Blockchain in healthcare updates
Trust Your Supplier is a network “designed to improve supplier qualification, validation, onboarding and life cycle information management.” It look like IBM and Chainyard cocreated this network, and it also boasts Anheuser-Busch InBev, Cisco GlaxoSmithKline, Lenovo, Nokia, Schneider Electric and Vodafone as founding members. Trust Your Supplier allows organizations within their network to reuse verified documents, which reduces administrative overheard and shortens onboarding and procurement times.
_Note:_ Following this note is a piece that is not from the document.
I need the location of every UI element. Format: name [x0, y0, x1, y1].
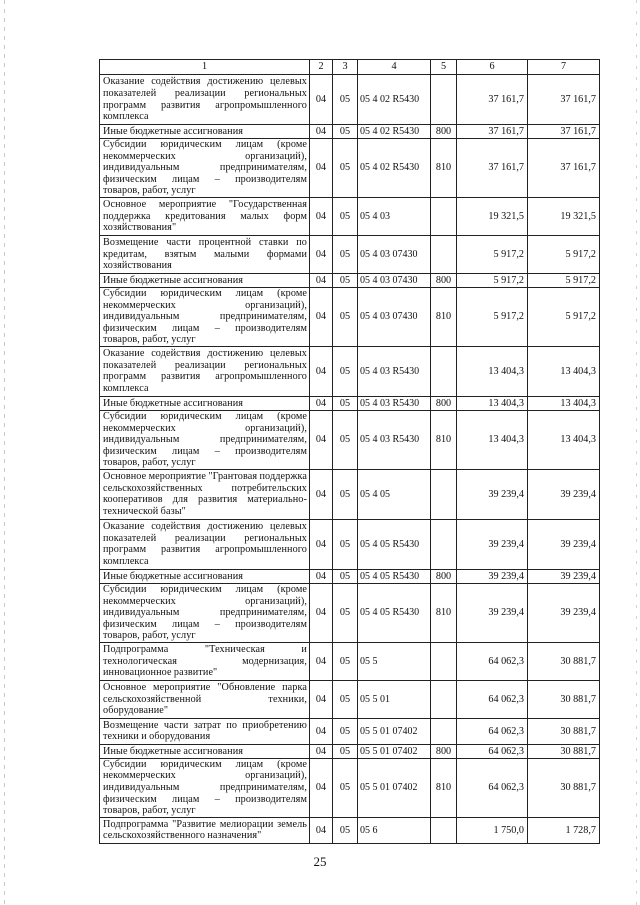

The idea is similar in concept to that of the physician credentialing use case of ProCredEx, or the anti-money laundering use case of Cambridge Blockchain. In this family of use cases a blockchain is used to immutably timestamp the verification of information by one party such that others can reuse that information in their work flows. Sharing credentials in this way is particularly valuable in domains which have standardized artifacts, rules, and validation checks for due diligence processes. One such area is in the on boarding of suppliers in pharma where there are a range of GxP guidelines and regulations to comply with.
So, it is not surprising to see GlaxoSmithKline among the founding members. But one has to ask what supplier information would pharma giant GSK have to share with beverage giant Anheuser-Busch InBev or energy management company Schneider Electric. Perhaps the answer is nothing and instead this press release was an announcement intended to garner interest in others to join the network.
What I’m reading this weekend
AveXis, a gene therapy company Novartis acquired in mid-2018, disclosed to the FDA that it had discovered that data which had been submitted to the FDA in a bid for approval had been manipulated. This was only revealed a month after the gene therapy in question had been approved. Specifically, data generated in an earlier animal testing procedure had been manipulated, but as far as we know no data concerning human research subjects was manipulated. The FDA in turn issued a public statement rebuking AveXis and is considering action they can take, including criminal or civil penalties. This makes a good case for the usage of a blockchain to verify the integrity of sensitive data. The FDA has a pilot on going for the usage of emerging tech (including but not limited to blockchains) to comply with DSCSA, I’d like to see a similar construct for usages of blockchains in clinical trials.
Ross Campbell had an interesting tweet storm where he demonstrated how in a few clicks you could create tokens redeemable for your services and sell them. If anyone wants an hour of his “legal engineering” services you can now buy them on Uniswap. The cool thing is that he did this by leveraging open source tools like MetaMask (wallet/UI), OpenLaw (“legal protocol” for blockchains), and Uniswap (exchange). So, anyone reading this could do something similar if you were willing to learn about the above tools.
The blockchain community is full of open source tools like the ones referenced above. These are interesting because they provide building blocks that you can easily leverage, either building on top of something, or combining several “building blocks” to enable something entirely new that wouldn’t have been possible otherwise, like what Ross did. This landscape is ripe for “combinatorial innovation” and makes me excited for what the community will produce in the future.